Convencidos (como tantos otros visionarios a lo largo de la historia) de la absoluta santidad de sus objetivos, los defensores del decrecimiento se niegan obstinadamente a pensar seriamente en la profunda inviabilidad política a gran escala de sus propuestas y se refugian detrás de un muro de argumentos aún más falaces. Por ejemplo, el argumento de que el decrecimiento "no es una opción", sino que tendremos que avanzar hacia él "de una manera u otra", es decir, ya sea aceptándolo ahora y poniéndonos en sus manos benevolentes y sabias o esperando a que llegue el colapso ambiental y sufrir consecuencias mucho peores. Pero la verdad es que el temor a un colapso catastrófico digno de ese nombre está lejos de estar justificado, y, en cualquier caso, es mucho más probable que el sistema político-económico actual nos permita sortear los peores problemas ambientales y la posible escasez de recursos que una especie de dictadura global de decrecimiento fantástica, que en el fondo nadie sabe cómo podríamos lograr que funcione durante más de unas pocas semanas, ni tenemos la menor certeza de que el intento de instaurarla no conduzca a la humanidad a un conflicto global infinitamente más terrible que los del siglo pasado.
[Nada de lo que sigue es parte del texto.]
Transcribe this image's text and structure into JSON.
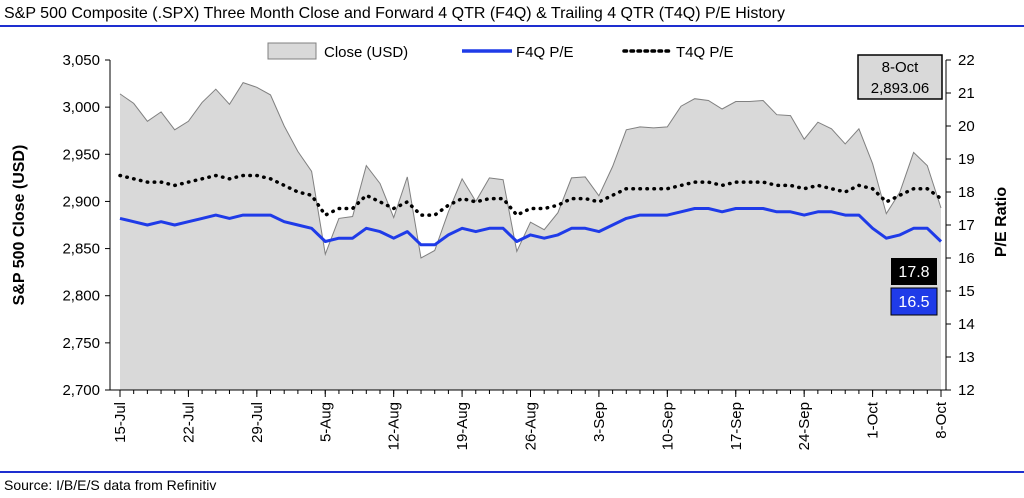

Por último, otra de las falacias de los defensores del decrecimiento (como la de casi toda ideología totalitaria) es pretender que, de hecho, la verdadera democracia es la que pretenden establecer, ya que eliminaría cualquier acumulación de poder político y económico por parte de las actuales oligarquías y permitiría que se escuchara la verdadera voz del pueblo por primera vez, o algo por el estilo. Además, a menudo recurren a la estrategia de mostrar que, cuando se organiza una asamblea con ciudadanos comunes que pueden deliberar libremente sobre estos temas, el resultado tiende a ser que todos terminan estando de acuerdo en reducir el consumo de energía, restringir el uso de transporte privado, limitar los viajes en avión, eliminar plásticos, consumir mucha menos carne, detener la deforestación y una larga lista de deseos similares. Sin embargo, el hecho de que la mayoría de las personas no sigan voluntariamente estas recomendaciones en su vida privada y que prefieran no votar por partidos que propongan hacer obligatorias tales medidas, este hecho parece no poder convencer a los defensores del decrecimiento de que lo que las personas supuestamente "acuerdan libre y reflexivamente" en esas "asambleas de Playmobil" (como las he llamado en otro lugar) no es lo que realmente quieren y piensan las personas, sino solo el resultado de someter a un pequeño grupo a la presión de tratar de lucirse como "buenos compañeros" ante oficiantes que presentan esos sueños como la única verdad moral posible.


(Esta entrada se publicó originalmente en inglés, en el blog Mapping Ignorance).